Social intelligence, the ability to interpret emotions, intentions, and behaviors, is essential for effective communication and adaptive responses. As robots and AI systems become more prevalent in caregiving, healthcare, and education, the demand for AI that can interact naturally with humans grows. However, creating AI that seamlessly integrates multiple modalities, such as vision and speech, remains a challenge. Current video-based methods for social intelligence rely on general video recognition or emotion recognition techniques, often overlook the unique elements inherent in human interactions. To address this, we propose the Looped Video Debating (LVD) framework, which integrates Large Language Models (LLMs) with visual information, such as facial expressions and body movements, to enhance the transparency and reliability of question-answering tasks involving human interaction videos. Our results on the Social-IQ 2.0 benchmark show that LVD achieves state-of-the-art performance without fine-tuning.
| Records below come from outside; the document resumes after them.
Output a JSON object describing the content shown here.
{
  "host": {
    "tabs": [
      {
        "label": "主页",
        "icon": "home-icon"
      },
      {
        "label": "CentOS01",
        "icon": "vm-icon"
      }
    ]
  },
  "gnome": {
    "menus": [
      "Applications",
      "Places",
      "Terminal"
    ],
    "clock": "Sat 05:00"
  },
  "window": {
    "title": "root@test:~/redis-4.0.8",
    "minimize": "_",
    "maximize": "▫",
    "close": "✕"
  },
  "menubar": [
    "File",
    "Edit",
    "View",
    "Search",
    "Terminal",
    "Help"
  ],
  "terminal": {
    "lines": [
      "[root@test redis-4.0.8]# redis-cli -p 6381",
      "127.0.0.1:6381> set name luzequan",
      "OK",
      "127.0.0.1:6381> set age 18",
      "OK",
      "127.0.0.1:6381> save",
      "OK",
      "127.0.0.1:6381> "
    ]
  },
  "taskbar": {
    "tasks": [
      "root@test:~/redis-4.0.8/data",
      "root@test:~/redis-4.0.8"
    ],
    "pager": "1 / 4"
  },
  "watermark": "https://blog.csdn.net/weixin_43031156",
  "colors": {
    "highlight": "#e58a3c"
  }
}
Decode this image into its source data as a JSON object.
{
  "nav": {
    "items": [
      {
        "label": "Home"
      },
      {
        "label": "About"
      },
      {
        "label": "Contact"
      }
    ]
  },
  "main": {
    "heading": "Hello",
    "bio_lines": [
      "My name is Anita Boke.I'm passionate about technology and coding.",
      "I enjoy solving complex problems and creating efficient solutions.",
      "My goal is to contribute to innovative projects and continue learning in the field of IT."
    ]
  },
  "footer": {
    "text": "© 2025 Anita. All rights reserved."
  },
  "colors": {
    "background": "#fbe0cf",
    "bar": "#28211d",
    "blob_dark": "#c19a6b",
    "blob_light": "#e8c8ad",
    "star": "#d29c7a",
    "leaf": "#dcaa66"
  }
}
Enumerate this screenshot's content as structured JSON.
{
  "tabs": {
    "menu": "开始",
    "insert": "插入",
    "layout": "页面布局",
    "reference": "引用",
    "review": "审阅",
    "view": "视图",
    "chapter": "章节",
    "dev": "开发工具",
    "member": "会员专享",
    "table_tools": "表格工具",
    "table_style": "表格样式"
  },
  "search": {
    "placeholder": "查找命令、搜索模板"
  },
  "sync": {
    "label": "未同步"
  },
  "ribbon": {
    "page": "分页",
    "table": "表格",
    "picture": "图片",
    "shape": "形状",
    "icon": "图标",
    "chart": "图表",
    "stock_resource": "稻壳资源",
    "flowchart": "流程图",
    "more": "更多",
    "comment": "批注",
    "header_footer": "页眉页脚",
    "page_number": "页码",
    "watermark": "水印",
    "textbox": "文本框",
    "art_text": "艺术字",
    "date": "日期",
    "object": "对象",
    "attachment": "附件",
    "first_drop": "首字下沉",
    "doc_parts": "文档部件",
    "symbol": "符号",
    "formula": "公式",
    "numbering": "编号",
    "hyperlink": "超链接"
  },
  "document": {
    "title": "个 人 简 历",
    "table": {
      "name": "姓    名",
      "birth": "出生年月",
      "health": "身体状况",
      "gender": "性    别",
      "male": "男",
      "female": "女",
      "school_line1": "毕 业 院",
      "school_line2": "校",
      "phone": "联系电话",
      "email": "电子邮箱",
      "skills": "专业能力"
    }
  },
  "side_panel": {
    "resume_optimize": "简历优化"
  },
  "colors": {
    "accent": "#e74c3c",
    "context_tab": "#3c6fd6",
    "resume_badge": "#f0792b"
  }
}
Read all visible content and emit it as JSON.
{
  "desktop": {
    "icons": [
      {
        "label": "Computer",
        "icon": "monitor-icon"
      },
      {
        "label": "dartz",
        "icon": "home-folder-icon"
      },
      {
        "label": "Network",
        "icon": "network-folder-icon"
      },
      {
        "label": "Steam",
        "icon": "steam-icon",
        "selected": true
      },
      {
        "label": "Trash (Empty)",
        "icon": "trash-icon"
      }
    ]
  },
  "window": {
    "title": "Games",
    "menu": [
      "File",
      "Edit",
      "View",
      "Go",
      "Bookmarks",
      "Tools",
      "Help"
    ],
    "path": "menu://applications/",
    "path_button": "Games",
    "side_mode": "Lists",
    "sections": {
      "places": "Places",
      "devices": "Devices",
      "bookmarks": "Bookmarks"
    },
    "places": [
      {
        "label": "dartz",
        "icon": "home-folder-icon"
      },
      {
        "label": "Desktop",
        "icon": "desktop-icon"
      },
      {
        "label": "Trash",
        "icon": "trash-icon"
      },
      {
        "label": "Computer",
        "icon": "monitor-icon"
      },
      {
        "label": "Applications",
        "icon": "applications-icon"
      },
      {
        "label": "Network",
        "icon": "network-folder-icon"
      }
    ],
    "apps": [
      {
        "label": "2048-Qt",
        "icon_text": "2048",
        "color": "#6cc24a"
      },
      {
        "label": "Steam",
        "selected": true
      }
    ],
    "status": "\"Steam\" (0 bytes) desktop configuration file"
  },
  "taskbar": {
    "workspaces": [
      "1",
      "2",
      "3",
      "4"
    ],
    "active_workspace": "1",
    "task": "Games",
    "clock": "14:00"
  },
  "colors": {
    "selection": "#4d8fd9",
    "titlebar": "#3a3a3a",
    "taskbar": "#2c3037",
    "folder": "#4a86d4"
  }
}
Furthermore, supplementary human annotations on existing datasets provide insights into the model's accuracy, guiding future improvements in AI-driven social intelligence.

Paper Structure

This paper contains 14 sections, 5 figures, 4 tables.

Figures (5)

  • Figure 1: Two samples from the Social-IQ 2.0 dataset siq2. Each video, depicting human interactions, is accompanied by approximately six questions that require advanced reasoning. For each question, one correct answer (green) and three incorrect answers (red) are provided.
  • Figure 2: Proposed method (LVD). In this method, the model first determines whether the question is answerable based on 10 images (or captions, in the case of GPT-4 and Llama) and the dialogue information (blue). If the question is considered answerable, the option inferred to be correct is output (the green arrow). If the question is deemed unanswerable, a loop structure is employed to obtain additional information (red dashed arrows). This additional information is then added to the original input, and the QA process is repeated (red solid arrows).
  • Figure 3: Result example. In the "Question and options:" section, red options indicate incorrect answers, while green options indicate correct ones. In this case, the first attempt resulted in "Unanswerable", but the correct answer was later produced using additional information from the VQA model. Under "First attempt:", the response, the additional information inferred by the LLM, and the corresponding video timestamps are recorded. Under "Acquired additional information:", the frame retrieved based on the predicted timestamps and the visual details obtained by the VQA from the frame is documented.
  • Figure 4: Comparison of rationale for answers between humans and LLMs.
  • Figure 5: Comparison of additional information required by humans and LLMs.